Judy Bruce: Murdered in Her Second Act

Larry Bruce Goes Unpunished — But Only for Two Decades
(‘Soiled Plan,’ Forensic Files)

Photo of Judy Bruce
Judy Bruce

Stories about people who overcome obstacles a bit later in life offer hope to others. Such was the case with Judy Bruce, who had a severe speech impediment. It didn’t stop her from getting married or having children, but she stayed close to home and remained in the background socially.

Then, at age 34, the Ohio housewife had surgery that made her feel more comfortable going out and meeting new people.

Combined family. Unfortunately, the inspiration that husband Larry Bruce drew from Judy’s transformation was negative. With Judy able to speak more easily, she might get away from him and tell authorities about things he wanted to pretend never happened. So Larry decided to silence her forever.

For this week, I looked for more details on Judy Bruce’s mysterious life. So let’s get going on the recap of “Soiled Plan” along with extra information from internet research.
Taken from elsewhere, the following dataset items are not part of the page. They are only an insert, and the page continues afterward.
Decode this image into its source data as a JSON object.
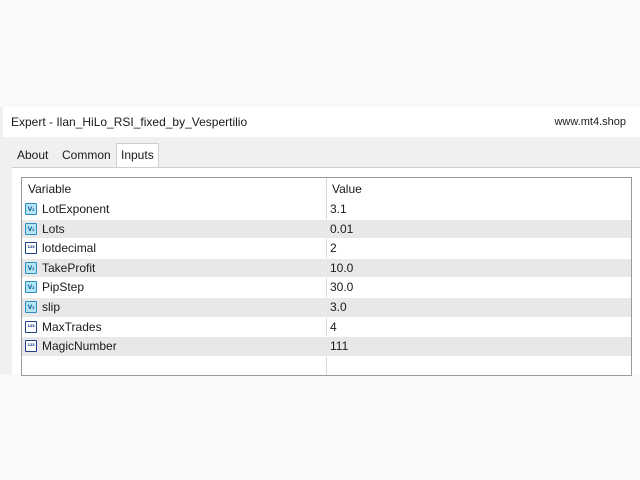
{
  "window": {
    "title": "Expert - Ilan_HiLo_RSI_fixed_by_Vespertilio",
    "watermark": "www.mt4.shop"
  },
  "tabs": [
    {
      "label": "About",
      "active": false
    },
    {
      "label": "Common",
      "active": false
    },
    {
      "label": "Inputs",
      "active": true
    }
  ],
  "table": {
    "headers": {
      "variable": "Variable",
      "value": "Value"
    },
    "rows": [
      {
        "icon": "double-variable-icon",
        "name": "LotExponent",
        "value": "3.1"
      },
      {
        "icon": "double-variable-icon",
        "name": "Lots",
        "value": "0.01"
      },
      {
        "icon": "integer-variable-icon",
        "name": "lotdecimal",
        "value": "2"
      },
      {
        "icon": "double-variable-icon",
        "name": "TakeProfit",
        "value": "10.0"
      },
      {
        "icon": "double-variable-icon",
        "name": "PipStep",
        "value": "30.0"
      },
      {
        "icon": "double-variable-icon",
        "name": "slip",
        "value": "3.0"
      },
      {
        "icon": "integer-variable-icon",
        "name": "MaxTrades",
        "value": "4"
      },
      {
        "icon": "integer-variable-icon",
        "name": "MagicNumber",
        "value": "111"
      }
    ]
  },
  "colors": {
    "alt_row": "#e8e8e8",
    "window_bg": "#f0f0f0",
    "grid_border": "#9a9a9a"
  }
}
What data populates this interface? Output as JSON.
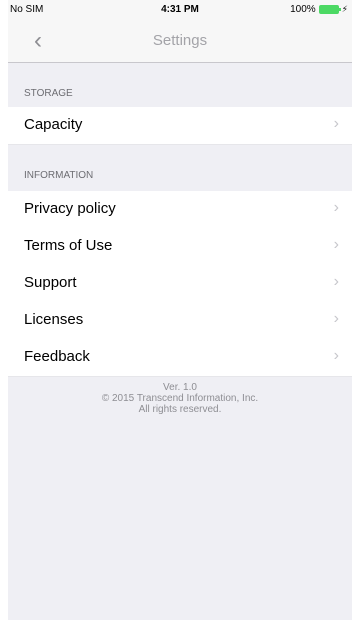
{
  "status_bar": {
    "carrier": "No SIM",
    "time": "4:31 PM",
    "battery": "100%",
    "battery_color": "#4cd964"
  },
  "nav": {
    "back_icon": "chevron-left-icon",
    "title": "Settings"
  },
  "sections": [
    {
      "header": "STORAGE",
      "items": [
        {
          "label": "Capacity"
        }
      ]
    },
    {
      "header": "INFORMATION",
      "items": [
        {
          "label": "Privacy policy"
        },
        {
          "label": "Terms of Use"
        },
        {
          "label": "Support"
        },
        {
          "label": "Licenses"
        },
        {
          "label": "Feedback"
        }
      ]
    }
  ],
  "footer": {
    "version": "Ver. 1.0",
    "copyright": "© 2015 Transcend Information, Inc.",
    "rights": "All rights reserved."
  },
  "colors": {
    "background": "#efeff4",
    "chevron": "#c7c7cc",
    "section_text": "#6d6d72"
  }
}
Judy Ann Phillips came into the world in Bucyrus, Ohio on December 23, 1941, a daughter of Robert and Edna Phillips. She had varied siblings including one full brother named Robert Phillips, a half-brother, a stepbrother, and a stepsister, according to family obituaries. 

A set of twin sisters died at birth.

Odd sequence. Judy had a cleft palate, a common birth defect, but her parents didn’t get corrective surgery for her despite that it had long been available by the 1940s.

Somewhere along Judy’s trajectory, she met Larry Dean Bruce, a delivery driver two years her junior. He also came from Bucyrus.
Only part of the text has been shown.